72 millones de euros en 10 años

El coste de las bolsas no supone un gasto extra para el ayuntamiento, explican desde la Dirección General de Servicios de Limpieza y Residuos. Forman parte del contrato que en 2009 el consistorio, entonces gobernado por el PP, adjudicó a la firma Plastic Omnium Sistemas Urbanos por 72 millones de euros. Un contrato que vence en 2018 y que consiste en el "suministro, la instalación, el mantenimiento y la conservación" de las 64.000 papeleras que hay en Madrid. En el pliego de condiciones del contrato, el ayuntamiento exigía como mínimo que cinco vehículos y 10 operarios de la empresa ganadora se dedicaran a las labores de reposición de las bolsas para cacas. En 2016, 2017 y 2018, la adjudicataria recibirá por parte del ayuntamiento 7.661.076,78 euros cada año. El Confidencial ha intentado, sin éxito, hablar con un portavoz de Plastic para conocer cuál es el coste de estas bolsas.

Una de las papeleras de Madrid con expendedor de bolsas para perros.
Una de las papeleras de Madrid con expendedor de bolsas para perros.

De momento, la distribución de las papeleras con bolsas de perro se ha intentado hacer en función de la población canina. El distrito con más canes, Puente de Vallecas (23.507 animales), es el quinto en el número de papeleras (348). El segundo en número de perros, Carabanchel (19.275), es el tercero en estas papeleras especializadas (410). El tercer distrito canino es Latina (18.434 perros censados), aunque ocupa el séptimo lugar en número de papeleras (339). El cuarto en número de perros, Fuencarral-El Pardo (17.975), es el primero en papeleras (481). 

Más en el Centro

Centrándonos en la totalidad de las 64.000 papeleras que hay en Madrid, la distribución es distinta. Los ocho distritos centrales (Centro, Arganzuela, Retiro, Salamanca, Chamartín, Tetuán, Chamberí y Moncloa) tienen unas 25.000 papeleras para una población de 1.097.726 habitantes, lo que supone una ratio de una papelera por 44 habitantes. Sin embargo, los 13 distritos restantes tienen 39.000 papeleras para dos millones de habitantes, que es una ratio de una papelera por cada 53 habitantes, lo que supone un 22% de papeleras por habitante menos que los distritos centrales. En Moncloa-Aravaca hay una papelera por cada 34 vecinos, el distrito mejor dotado junto a Centro (una papelera cada 37 vecinos). En el otro lado de la balanza, Carabanchel, con una papelera por cada 60 empadronados. 
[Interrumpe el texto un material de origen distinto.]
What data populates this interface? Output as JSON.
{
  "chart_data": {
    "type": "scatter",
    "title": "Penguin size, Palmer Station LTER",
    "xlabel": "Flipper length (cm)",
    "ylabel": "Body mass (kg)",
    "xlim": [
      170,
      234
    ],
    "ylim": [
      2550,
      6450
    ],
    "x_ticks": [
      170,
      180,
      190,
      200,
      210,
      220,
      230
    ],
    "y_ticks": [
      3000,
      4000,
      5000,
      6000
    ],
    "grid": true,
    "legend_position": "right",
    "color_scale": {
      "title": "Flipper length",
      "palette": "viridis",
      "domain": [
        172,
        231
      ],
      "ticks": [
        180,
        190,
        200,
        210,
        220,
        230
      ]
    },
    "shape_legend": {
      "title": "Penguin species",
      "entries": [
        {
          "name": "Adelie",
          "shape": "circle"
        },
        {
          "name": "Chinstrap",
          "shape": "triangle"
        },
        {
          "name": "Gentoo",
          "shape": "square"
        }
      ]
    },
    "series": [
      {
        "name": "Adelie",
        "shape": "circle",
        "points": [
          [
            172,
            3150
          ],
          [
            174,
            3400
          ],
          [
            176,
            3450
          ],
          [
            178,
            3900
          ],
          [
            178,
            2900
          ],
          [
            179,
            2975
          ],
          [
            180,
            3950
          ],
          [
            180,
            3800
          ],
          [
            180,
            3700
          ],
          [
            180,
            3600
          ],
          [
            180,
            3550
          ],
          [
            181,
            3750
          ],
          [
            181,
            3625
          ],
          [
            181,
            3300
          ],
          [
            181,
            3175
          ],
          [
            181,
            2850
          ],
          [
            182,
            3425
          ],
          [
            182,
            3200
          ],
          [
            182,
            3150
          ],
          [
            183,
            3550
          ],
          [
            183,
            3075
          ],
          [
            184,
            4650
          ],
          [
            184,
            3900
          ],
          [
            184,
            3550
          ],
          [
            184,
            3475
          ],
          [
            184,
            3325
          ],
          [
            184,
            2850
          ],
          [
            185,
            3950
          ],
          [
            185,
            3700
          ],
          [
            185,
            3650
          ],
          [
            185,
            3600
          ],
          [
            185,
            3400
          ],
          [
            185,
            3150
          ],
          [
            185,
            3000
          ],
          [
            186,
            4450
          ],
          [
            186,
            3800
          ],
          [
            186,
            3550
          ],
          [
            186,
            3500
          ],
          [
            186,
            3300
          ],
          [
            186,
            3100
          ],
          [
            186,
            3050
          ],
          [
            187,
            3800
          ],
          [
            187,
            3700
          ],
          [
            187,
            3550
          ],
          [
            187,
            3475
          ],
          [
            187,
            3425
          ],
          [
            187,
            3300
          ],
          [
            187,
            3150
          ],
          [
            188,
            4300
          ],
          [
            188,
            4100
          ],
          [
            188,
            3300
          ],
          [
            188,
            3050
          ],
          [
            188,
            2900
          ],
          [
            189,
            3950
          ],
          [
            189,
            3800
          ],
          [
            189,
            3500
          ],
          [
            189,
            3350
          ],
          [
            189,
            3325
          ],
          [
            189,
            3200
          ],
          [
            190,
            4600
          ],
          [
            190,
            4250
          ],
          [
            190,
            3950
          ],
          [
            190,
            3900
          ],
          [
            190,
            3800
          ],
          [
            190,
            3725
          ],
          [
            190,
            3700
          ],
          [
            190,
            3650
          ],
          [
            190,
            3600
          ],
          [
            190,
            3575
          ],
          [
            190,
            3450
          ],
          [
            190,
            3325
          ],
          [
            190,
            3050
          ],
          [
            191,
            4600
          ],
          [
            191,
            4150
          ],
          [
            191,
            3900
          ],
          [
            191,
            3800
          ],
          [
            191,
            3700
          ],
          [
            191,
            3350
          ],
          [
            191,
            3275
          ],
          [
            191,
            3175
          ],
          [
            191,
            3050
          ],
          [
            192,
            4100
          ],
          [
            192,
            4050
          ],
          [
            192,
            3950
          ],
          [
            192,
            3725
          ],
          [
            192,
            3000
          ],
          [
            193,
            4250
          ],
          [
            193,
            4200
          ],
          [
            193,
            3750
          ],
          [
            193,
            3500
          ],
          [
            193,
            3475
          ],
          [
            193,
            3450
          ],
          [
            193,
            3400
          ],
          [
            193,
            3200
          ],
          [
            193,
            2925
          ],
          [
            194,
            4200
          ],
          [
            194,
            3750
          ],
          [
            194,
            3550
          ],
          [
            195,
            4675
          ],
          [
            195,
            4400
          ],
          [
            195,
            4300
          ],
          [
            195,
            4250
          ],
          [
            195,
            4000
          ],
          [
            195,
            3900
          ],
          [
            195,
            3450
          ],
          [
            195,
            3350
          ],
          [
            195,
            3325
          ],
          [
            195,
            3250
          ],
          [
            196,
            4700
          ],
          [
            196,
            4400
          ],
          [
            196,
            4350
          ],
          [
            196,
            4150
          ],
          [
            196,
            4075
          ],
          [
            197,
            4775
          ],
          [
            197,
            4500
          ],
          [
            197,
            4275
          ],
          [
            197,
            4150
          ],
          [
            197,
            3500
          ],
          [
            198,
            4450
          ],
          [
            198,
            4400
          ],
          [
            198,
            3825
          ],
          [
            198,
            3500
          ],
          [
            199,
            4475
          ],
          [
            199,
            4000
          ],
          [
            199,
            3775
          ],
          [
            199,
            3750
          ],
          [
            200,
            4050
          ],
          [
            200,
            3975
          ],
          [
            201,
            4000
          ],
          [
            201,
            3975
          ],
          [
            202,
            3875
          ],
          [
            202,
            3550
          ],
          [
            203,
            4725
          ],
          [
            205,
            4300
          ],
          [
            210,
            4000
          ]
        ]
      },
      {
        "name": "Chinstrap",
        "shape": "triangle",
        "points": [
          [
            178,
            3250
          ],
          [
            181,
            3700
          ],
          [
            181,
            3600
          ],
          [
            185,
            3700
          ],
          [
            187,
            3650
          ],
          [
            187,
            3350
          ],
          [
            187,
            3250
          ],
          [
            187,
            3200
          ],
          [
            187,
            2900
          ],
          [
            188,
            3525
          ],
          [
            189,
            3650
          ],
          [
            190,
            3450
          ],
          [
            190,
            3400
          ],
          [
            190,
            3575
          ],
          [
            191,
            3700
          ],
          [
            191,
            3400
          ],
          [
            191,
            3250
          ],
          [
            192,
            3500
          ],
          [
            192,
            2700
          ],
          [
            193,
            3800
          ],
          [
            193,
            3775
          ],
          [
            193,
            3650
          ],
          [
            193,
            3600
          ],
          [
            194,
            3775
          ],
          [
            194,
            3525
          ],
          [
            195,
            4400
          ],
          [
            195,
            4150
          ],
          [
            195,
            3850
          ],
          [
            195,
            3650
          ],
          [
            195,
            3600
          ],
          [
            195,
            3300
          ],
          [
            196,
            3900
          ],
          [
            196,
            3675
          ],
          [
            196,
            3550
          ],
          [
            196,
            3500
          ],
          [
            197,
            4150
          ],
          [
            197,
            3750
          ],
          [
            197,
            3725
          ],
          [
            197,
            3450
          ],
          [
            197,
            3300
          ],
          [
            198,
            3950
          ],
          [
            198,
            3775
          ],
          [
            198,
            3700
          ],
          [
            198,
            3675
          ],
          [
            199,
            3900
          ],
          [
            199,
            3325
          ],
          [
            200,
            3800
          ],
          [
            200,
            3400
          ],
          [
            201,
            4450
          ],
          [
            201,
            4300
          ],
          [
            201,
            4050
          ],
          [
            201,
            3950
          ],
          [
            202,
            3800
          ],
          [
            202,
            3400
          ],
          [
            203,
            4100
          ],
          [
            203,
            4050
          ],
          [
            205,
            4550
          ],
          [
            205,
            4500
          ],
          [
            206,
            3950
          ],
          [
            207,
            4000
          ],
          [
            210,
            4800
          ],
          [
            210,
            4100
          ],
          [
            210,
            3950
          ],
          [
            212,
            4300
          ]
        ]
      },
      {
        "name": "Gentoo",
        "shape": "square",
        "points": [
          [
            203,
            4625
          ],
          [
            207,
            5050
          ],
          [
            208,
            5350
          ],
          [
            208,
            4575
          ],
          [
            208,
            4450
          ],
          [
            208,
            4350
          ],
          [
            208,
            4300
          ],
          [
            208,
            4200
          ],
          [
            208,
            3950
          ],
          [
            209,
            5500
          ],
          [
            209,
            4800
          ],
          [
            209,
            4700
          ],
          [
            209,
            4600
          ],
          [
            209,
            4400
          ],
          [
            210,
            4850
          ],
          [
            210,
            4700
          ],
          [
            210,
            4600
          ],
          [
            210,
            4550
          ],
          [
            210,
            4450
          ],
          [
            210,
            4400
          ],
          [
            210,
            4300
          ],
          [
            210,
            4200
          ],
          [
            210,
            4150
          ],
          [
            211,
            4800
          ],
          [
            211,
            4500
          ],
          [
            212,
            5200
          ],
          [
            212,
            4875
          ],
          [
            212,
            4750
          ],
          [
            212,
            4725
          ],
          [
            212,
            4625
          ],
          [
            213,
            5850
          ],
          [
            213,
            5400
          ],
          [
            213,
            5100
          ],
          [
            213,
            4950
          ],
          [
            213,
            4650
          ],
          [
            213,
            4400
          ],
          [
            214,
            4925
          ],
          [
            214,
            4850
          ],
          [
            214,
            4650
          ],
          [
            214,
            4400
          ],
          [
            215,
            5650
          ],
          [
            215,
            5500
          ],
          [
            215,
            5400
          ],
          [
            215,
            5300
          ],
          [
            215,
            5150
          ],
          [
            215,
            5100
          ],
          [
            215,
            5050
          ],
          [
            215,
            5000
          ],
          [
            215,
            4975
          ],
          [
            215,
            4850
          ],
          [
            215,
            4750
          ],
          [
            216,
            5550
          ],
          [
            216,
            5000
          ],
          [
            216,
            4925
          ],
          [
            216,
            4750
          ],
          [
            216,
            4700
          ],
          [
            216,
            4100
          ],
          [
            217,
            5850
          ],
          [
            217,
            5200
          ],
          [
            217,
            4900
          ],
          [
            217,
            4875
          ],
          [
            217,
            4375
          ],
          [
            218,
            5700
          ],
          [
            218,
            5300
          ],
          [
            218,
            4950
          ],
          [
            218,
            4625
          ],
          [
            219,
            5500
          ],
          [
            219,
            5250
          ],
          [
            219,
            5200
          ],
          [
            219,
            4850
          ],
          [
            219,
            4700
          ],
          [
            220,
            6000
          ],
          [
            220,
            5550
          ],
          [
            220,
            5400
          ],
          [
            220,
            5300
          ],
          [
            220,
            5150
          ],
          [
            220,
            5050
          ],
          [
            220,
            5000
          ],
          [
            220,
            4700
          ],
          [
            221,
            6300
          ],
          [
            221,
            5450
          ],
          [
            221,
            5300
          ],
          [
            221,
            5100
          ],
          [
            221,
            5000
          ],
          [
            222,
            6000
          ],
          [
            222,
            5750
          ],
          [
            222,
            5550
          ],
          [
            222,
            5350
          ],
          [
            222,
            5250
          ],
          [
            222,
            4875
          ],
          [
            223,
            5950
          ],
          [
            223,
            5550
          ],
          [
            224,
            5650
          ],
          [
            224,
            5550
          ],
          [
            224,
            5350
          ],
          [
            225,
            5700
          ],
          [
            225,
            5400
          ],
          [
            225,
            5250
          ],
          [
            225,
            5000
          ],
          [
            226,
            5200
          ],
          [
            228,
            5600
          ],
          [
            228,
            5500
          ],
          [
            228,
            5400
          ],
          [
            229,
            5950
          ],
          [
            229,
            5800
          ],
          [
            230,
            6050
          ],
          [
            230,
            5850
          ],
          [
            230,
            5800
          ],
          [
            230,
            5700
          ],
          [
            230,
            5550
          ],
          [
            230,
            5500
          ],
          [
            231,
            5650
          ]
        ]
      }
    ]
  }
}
El ayuntamiento cree que también hay que valorar la capacidad de las papeleras por habitante. En Madrid, hay instaladas papeleras de 40 litros, de 50, de 80 y de 120. Los distritos del sur tienen menos papeleras por habitante porque generalmente son calles más anchas, son desarrollos más nuevos y las papeleras suelen ser más grandes, ya que cuentan con más papeleras de pie de 120 y de 80. Mientras que en zonas como Centro, por ejemplo, las papeleras, al ser las aceras mucho más estrechas, suelen ser de 40 litros. También es el distrito con más turismo y que más gente acoge para las compras, por lo que hacen falta más papeleras.

El contrato establece una muestra de 382 inspecciones mensuales para garantizar el buen mantenimiento de este mobiliario urbano. Esto supone 4.584 inspecciones al año, un 8,5% del total de papeleras instaladas.